November 25, 2005 at 11:53 pm
Hi All,
Does anyone have any history on the above airfield? Only found out today there is/was an airfield at this location.
Read about a Wellington doing practice circuits at this airfield – got into trouble and sadly ended up crashing into cottages near Hermitage.
Any info gratefully received!
Thanks
Nick
By: adrian_gray - 28th November 2005 at 09:52
That’s correct, but oddly the village is Hampstead Norrys
Renamed Hampstead Norreys in the 1970s after the then-earliest known spelling. Of course since then a version of Norris earlier Norreys has turned up…
Adrian
By: Flat 12x2 - 27th November 2005 at 22:44
Hi All,
Does anyone have any history on the above airfield? Only found out today there is/was an airfield at this location.
Opened ’40, closed ’45, as others have said it was a Harwell OTU satellite
By: Flat 12x2 - 27th November 2005 at 22:41
I thought it was actually spelt Hampstead Norris.
That’s correct, but oddly the village is Hampstead Norrys
By: adrian_gray - 27th November 2005 at 17:00
Nick,
There is a map on the wall and some history in “The Bell” at Aldworth – well worth a trip to one of the best real ale pubs about IMHO.
There are several footpaths crossing the old airfield and at this time of year while the land is under the plough you can see where a lot of the hardstandings etc were by the chalk in the soil where they were dug out. It was an odd-shapped airfield, with the three runways almost meeting in the middle. There are a number of air-raid shelters surviving in the woods between the airfield and the village, and a number of large earth banks which look to have once housed vulnerable buildings (fuel?) rather than aircraft, and much of the fence round the wood is still the WW2 era barbed wire. Oh, and there are AMAZING bluebells in spring!
ADrian
By: 91Regal - 26th November 2005 at 21:44
Nick
a very useful book – if you can find it – is the omnibus edition of Military Airfields in the British Isles, by Steve Willis/Barry Hollis. It’s very much a basic publication, but is an absolute goldmine of information. Don’t know if it’s still in print though, bought my copy ages ago. You’ll find places you never knew existed. (ISBN 0 907700 12 8)
By: Lion Rock - 26th November 2005 at 19:03
As a young air cadet back in the seventies I was taught navigationn by an ex Wellington navigator who attended bothe Harwell and Hampstead Norris.
They received a brand new Wellington at HN and then over a week all the crew carried out tests etc in their particular fields before flying to Portreath and then Gibralter en route for N Africa. From memory he dsaid it was quite busy and they were busy themselves once crewed up at Harwell.

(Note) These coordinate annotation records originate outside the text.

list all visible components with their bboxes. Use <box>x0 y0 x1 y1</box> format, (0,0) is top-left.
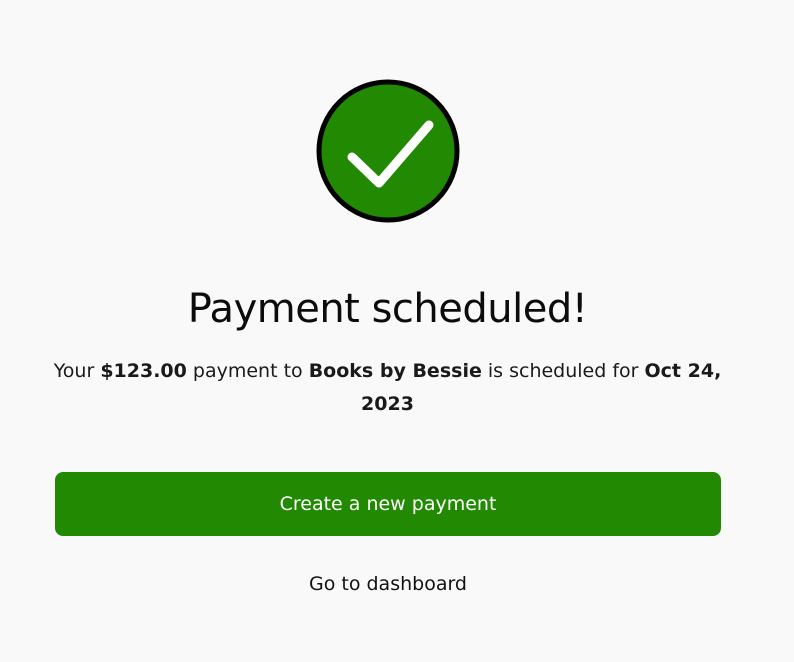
confirmation-message: Your $123.00 payment to Books by Bessie … <box>40 355 735 421</box>
message-prefix: Your <box>53 360 101 382</box>
page-title: Payment scheduled! <box>187 286 588 332</box>
message-suffix: is scheduled for <box>481 360 645 382</box>
go-to-dashboard-button[interactable]: Go to dashboard <box>288 566 488 602</box>
message-middle: payment to <box>186 360 309 382</box>
create-new-payment-button[interactable]: Create a new payment <box>55 472 721 536</box>
checkmark-icon <box>316 79 460 223</box>
payee-name: Books by Bessie <box>308 360 482 382</box>
payment-amount: $123.00 <box>100 360 187 382</box>
payment-confirmation-page: Payment scheduled! Your $123.00 payment … <box>0 0 794 662</box>
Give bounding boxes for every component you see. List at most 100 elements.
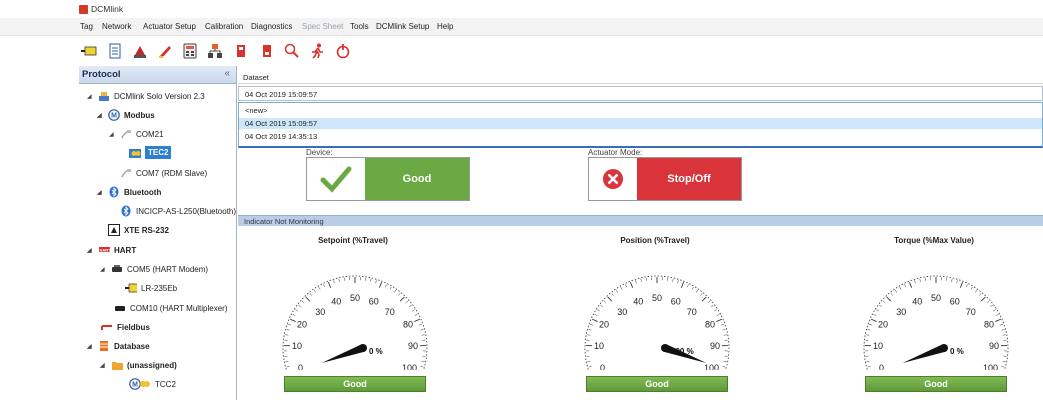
search-icon[interactable] xyxy=(283,42,301,60)
device-icon xyxy=(129,147,141,159)
tree-node-dcmlink-solo[interactable]: ◢ DCMlink Solo Version 2.3 xyxy=(87,90,205,102)
tree-node-tcc2[interactable]: M TCC2 xyxy=(129,378,176,390)
gauge-tick xyxy=(867,329,871,331)
database-icon xyxy=(98,340,110,352)
dataset-option[interactable]: 04 Oct 2019 15:09:57 xyxy=(239,118,1042,129)
gauge-tick xyxy=(876,309,879,312)
tag-red-icon[interactable] xyxy=(232,42,250,60)
gauge-tick xyxy=(295,309,298,312)
tree-node-com10[interactable]: COM10 (HART Multiplexer) xyxy=(114,302,228,314)
gauge-tick-label: 30 xyxy=(315,307,325,317)
gauge-dial: 0 10 20 30 40 50 60 70 80 90 100 0 % xyxy=(282,275,428,370)
gauge-tick xyxy=(687,284,689,288)
expand-arrow-icon[interactable]: ◢ xyxy=(109,131,117,138)
expand-arrow-icon[interactable]: ◢ xyxy=(97,189,105,196)
modem-icon xyxy=(111,263,123,275)
tree-node-modbus[interactable]: ◢ M Modbus xyxy=(97,109,155,121)
gauge-tick xyxy=(882,300,886,304)
gauge-tick xyxy=(587,360,591,363)
gauge-tick xyxy=(870,318,877,322)
toolbar xyxy=(0,36,1043,66)
tag-icon[interactable] xyxy=(80,42,98,60)
pen-icon[interactable] xyxy=(156,42,174,60)
port-icon xyxy=(120,167,132,179)
tree-node-com7[interactable]: COM7 (RDM Slave) xyxy=(120,167,207,179)
dataset-select[interactable]: 04 Oct 2019 15:09:57 xyxy=(238,86,1043,101)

By: Charlielima5 - 26th November 2005 at 18:22
Try getting a copy of the relevant title in the ‘Action Stations’ series.
The Museum of Berkshire Aviation and/or the Ridgeway Military & Aviation Research Group should also have some details of this former airfield’s history. As I recall, it was a satellite to RAF Harwell’s Wellington OTU.
I thought it was actually spelt Hampstead Norris.